One of the fascinating things about CaCO3, that is marble, that is the most common mineral form of CO2, is that it is reversely soluble - that is, it dissolves more easily in cold water than in hot. That's the opposite of most everything, sugar, salt, most other minerals... So when the oceans were cold, there was a lot of CO2 dissolved in them. When the oceans warmed up quickly, all that CO2 was no longer stable in the dissolved state and CaCO3 - limestones - precipitated on the seafloor all over the world. We usually associate limestones with warm shallow places - coral reefs, etc. - but in the late-Neoproterozoic warming, limestones were forming everywhere, even in the very deep sea. Enter the outcrop at Kogelfontein.

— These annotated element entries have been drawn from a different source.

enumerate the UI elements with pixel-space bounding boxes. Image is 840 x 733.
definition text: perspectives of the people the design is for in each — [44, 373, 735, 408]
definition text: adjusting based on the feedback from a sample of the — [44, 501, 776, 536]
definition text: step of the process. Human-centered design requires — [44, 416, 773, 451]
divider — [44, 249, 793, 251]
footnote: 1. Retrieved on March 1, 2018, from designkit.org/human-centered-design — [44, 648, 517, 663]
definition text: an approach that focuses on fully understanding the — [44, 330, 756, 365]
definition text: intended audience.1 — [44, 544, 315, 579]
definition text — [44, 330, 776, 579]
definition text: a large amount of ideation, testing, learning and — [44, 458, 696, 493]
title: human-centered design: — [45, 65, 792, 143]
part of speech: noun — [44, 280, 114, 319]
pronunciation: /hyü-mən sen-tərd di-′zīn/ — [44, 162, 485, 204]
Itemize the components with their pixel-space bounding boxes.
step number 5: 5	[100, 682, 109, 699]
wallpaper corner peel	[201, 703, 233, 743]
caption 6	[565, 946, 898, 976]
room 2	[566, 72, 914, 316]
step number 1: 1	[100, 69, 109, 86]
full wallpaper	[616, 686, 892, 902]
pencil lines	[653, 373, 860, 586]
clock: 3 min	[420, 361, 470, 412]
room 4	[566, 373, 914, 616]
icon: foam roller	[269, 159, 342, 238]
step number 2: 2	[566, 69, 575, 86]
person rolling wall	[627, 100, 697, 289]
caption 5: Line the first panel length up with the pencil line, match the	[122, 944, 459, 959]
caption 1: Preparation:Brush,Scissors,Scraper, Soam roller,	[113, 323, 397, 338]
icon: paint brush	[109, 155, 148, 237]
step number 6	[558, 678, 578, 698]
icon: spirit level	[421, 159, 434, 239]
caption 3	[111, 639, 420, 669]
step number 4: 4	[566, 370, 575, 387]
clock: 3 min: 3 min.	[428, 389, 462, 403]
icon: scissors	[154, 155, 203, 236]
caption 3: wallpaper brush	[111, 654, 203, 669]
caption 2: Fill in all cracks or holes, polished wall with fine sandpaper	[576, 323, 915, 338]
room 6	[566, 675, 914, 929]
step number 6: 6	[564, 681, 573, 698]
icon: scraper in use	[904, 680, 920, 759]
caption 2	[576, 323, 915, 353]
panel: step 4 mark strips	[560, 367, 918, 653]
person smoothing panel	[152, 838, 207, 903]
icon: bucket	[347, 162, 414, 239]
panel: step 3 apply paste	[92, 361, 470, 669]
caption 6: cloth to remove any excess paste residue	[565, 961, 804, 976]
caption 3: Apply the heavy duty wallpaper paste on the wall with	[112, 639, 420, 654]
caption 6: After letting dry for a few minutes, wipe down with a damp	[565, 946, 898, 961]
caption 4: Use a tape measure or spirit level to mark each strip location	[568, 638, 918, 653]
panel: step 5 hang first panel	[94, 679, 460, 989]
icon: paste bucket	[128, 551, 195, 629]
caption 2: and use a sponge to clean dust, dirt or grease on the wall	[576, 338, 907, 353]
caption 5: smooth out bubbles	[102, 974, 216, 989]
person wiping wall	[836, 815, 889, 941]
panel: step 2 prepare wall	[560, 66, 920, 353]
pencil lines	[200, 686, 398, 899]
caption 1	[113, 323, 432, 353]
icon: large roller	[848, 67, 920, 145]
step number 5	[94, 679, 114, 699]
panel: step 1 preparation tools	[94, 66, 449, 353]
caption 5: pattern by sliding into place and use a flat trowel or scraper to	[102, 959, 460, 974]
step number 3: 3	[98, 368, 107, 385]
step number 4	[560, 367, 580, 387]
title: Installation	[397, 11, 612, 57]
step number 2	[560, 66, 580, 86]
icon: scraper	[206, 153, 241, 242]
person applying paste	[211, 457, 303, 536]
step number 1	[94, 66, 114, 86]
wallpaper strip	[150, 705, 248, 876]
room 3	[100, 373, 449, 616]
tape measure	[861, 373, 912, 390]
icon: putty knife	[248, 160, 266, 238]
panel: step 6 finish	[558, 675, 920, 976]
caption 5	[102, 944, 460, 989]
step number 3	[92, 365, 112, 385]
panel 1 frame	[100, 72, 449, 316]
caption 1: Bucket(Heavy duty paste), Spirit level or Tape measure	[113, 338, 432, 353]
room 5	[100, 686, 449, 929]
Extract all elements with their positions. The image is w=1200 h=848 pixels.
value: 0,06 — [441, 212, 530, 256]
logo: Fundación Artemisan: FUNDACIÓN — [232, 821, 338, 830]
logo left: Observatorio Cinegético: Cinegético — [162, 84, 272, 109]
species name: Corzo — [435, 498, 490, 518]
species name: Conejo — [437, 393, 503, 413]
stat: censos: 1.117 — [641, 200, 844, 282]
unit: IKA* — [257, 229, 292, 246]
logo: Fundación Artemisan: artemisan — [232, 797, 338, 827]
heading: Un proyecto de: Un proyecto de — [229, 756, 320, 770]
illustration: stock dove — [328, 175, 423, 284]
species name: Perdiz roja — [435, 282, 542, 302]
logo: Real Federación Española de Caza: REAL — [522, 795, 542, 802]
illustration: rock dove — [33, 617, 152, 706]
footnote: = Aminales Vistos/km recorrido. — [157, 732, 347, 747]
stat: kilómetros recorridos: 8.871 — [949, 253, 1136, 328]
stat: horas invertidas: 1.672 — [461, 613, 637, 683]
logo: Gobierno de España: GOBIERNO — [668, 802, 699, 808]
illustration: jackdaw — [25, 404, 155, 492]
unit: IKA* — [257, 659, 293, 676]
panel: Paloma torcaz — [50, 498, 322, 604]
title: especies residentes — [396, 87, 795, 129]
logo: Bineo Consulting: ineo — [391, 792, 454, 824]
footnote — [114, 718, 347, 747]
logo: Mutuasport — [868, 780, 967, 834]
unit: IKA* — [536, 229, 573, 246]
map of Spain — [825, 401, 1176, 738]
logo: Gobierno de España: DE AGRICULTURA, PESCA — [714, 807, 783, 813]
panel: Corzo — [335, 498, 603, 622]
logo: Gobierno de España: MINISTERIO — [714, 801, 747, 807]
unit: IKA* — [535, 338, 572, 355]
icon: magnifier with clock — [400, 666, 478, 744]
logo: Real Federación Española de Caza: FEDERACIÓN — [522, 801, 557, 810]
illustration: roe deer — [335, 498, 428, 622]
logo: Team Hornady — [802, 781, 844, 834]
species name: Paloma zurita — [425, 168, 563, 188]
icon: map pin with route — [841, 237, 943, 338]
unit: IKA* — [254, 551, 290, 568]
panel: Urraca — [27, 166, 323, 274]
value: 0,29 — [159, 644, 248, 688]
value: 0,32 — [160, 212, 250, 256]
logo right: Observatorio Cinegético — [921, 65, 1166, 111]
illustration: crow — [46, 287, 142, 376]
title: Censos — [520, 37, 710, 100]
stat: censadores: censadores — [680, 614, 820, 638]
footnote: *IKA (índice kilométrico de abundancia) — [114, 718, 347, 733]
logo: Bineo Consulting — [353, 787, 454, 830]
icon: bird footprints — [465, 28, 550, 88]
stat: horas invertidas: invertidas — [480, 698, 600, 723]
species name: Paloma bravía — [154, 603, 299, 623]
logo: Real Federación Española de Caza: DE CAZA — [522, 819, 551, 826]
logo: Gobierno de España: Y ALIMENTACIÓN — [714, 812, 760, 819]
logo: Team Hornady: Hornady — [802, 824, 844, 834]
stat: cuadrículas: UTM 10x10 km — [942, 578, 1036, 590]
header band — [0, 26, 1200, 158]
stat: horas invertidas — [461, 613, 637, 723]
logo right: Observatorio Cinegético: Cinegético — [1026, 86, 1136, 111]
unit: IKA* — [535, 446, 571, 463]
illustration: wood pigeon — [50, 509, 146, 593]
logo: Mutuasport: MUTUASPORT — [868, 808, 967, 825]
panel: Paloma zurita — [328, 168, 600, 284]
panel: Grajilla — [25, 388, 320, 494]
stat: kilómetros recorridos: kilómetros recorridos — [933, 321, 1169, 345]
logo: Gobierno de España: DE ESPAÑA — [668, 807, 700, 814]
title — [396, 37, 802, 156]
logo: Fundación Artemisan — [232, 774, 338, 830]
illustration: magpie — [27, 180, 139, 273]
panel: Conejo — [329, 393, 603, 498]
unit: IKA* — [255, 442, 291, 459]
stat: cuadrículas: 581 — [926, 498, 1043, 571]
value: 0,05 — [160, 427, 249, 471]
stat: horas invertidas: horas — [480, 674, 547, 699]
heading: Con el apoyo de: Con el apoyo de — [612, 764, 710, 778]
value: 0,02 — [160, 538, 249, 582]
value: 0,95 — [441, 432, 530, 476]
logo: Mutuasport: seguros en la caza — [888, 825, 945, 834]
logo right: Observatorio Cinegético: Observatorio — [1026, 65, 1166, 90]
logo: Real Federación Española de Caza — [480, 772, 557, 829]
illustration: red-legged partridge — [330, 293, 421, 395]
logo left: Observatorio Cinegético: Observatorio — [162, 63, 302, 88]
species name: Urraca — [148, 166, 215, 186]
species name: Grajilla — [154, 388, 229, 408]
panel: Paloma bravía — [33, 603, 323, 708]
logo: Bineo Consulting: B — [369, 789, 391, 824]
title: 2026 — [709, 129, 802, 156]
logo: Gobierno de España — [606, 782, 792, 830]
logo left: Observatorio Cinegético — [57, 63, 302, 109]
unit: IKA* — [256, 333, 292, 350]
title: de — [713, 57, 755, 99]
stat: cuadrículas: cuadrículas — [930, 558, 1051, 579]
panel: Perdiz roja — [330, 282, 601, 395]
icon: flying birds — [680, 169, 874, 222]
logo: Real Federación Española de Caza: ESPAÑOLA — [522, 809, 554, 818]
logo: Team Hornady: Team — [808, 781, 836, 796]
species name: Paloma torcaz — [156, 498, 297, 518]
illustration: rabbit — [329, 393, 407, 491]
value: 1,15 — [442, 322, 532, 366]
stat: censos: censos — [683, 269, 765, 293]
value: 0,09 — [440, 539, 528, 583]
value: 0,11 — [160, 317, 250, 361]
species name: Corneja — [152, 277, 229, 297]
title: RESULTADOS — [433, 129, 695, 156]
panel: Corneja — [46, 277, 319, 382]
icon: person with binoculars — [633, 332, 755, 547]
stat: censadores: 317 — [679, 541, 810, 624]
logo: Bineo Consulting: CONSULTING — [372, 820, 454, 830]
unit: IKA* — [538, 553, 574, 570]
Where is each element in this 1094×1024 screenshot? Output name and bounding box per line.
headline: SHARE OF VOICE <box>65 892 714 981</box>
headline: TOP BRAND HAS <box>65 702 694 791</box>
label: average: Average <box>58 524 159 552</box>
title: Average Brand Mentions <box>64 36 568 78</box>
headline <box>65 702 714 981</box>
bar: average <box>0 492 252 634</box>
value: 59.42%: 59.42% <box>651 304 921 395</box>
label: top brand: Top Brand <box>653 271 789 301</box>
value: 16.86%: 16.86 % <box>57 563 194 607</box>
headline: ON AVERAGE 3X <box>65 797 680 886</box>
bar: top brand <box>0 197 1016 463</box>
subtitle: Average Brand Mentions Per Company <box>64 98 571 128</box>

The black shales here are deep water deposits (again, or so the story goes) that are very rarely found in association with limestones, anywhere in the rock record. Here they are together, repeated at least a couple of times: a shale, a limestone, a shale, a limestone. Or is it?

Here's trusty TA Duane pointing out the reason for the repetition. The reddish rounded lump he's standing on is the long thin hinge of an isoclinal bedding parallel fold - the axial plane of the fold lies in the plane of bedding.
The fold is ultimately doubly-plunging - it rounds off at both ends like a big sausage (that would be wors in local parlance) but there are others along strike. And in between, some beautiful evidence of tectonic interference with the stratal succession: shear foliations in otherwise sugary marbles, and strange little cuspate-lobate structures on ptygmatic folds (not sure what that folded bed is). That ZA 50-center is the size of a US quarter.

Here's a shot down the axis where a quartz-rich bed is desperately trying to maintain its radius of curvature in spite of the drag:

So the moral of the story is: earth warmed up, and here we are. Whether these marine seds actually provide anything more than circumstantial evidence for Snowball Earth and catastrophic warming of the oceans is still under debate. The other moral of the story is: don't measure section in an accretionary complex***.

*Neoproterozoic is about 1Ga -> Cambrian, for those who share my timescale bias problems.
** as opposed to "Al-Yu-Min-E-Um"
***I don't really know if it's an accretionary complex. It's supposed to be an along-strike equivalent to the Malmesbury Group down here in Cape Town. But that's an axe to grind for another post.